Back in June, we celebrated the summer solstice, which is the longest day of the year. Today is the winter solstice and the shortest day of the year. It sometimes gets overlooked amid the chaos of the holiday season, but it’s still an interesting occurrence. Here’s what you need to know about the solstice.
1. Today is the big day.
The winter solstice date varies every year, ranging anywhere between Dec. 20-23, though the 21st and 22nd are by far the most common dates. It’s the shortest day and longest night. In terms of daylight, the Winter Solstice in Houston is 3 hours, 49 minutes shorter than on the Summer Solstice in June. Alaska won’t have a sunrise at all, and actually hasn’t since mid-November; its next sunrise will be in late January.
2. The solstice is actually a brief, specific instant, and not the entire day.
The solstice corresponds to the moment the North Pole is the furthest away from the sun on the 23.5 degree tilt of the Earth’s axis and the sun shines directly over the Tropic of Capricorn. Regardless of where you live, the solstice happens at the same moment for everyone.
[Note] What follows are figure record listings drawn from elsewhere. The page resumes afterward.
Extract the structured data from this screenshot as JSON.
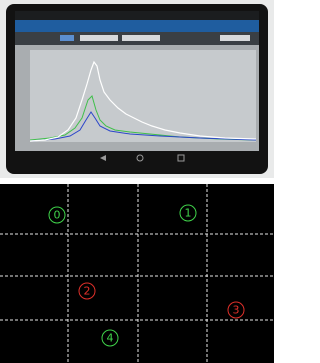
{
  "grid_labels": [
    "0",
    "1",
    "2",
    "3",
    "4"
  ]
}
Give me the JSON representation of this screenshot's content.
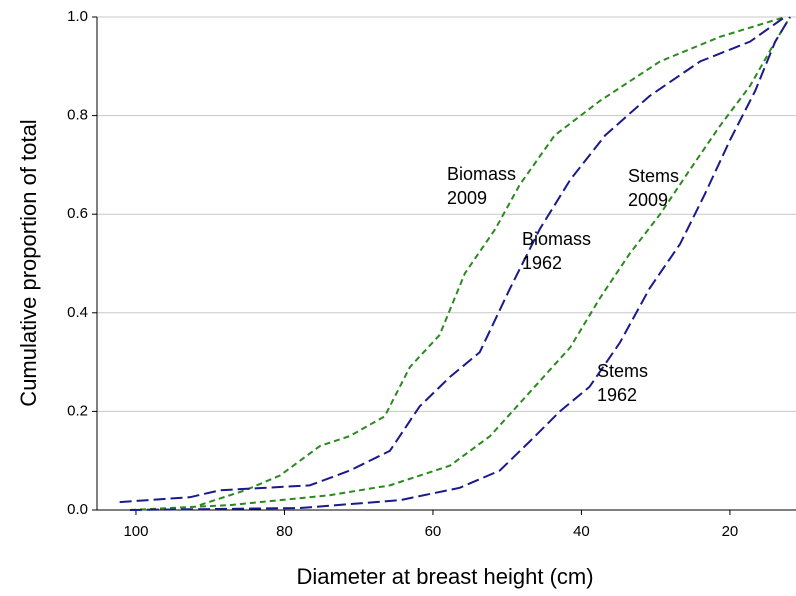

This year, that will be at 4:22 p.m. local Central time.
3. Ancient cultures celebrate the Winter Solstices as a time of death and rebirth.
With the “death of the light” and serious threat of starvation over the winter months, Scandinavian and Germanic pagans slaughtered animals and lit fires as a symbolic way to welcome backlight. Ancient Romans celebrated a midwinter festival of Saturnalia to honor the agricultural god Saturn, and it became a widespread revelry of debauchery where societal roles were overturned, and servants were allowed to insult their masters. The Iranian festival of Yalda is also celebrated to herald the birth of Mithra, the ancient sun god, and his triumph over darkness. And beliefs about the presence of evil on the longest night occur in Celtic and Germanic folklore.
4. Big events have happened on the Winter Solstice.
The Pilgrims landed at Plymouth on Dec. 21, 1620. In 1898, Pierre and Marie Curie discovered radium. And the Apollo 8 spacecraft, which became the first manned moon mission, launched on December 21, 1968.
5. Solstice translates to “sun stands still.”
The word is derived from the Latin scientific term solstitium, where “sol” means “sun” and the past participle stem of “sister” means “to make stand.” This is because the sun’s position in the sky, relative to the horizon at noon, increases and decreases throughout the year but appears to pause on the days around the solstice. Also, some thought the world would end (or some cataclysmic event would happen) on the 2012 winter solstice, as it corresponded to the end date of a 5,126-year cycle in the Mesoamerican Long Count calendar used by the ancient Mayans. But the Earth continues to spin around the sun, and we look forward to longer days ahead!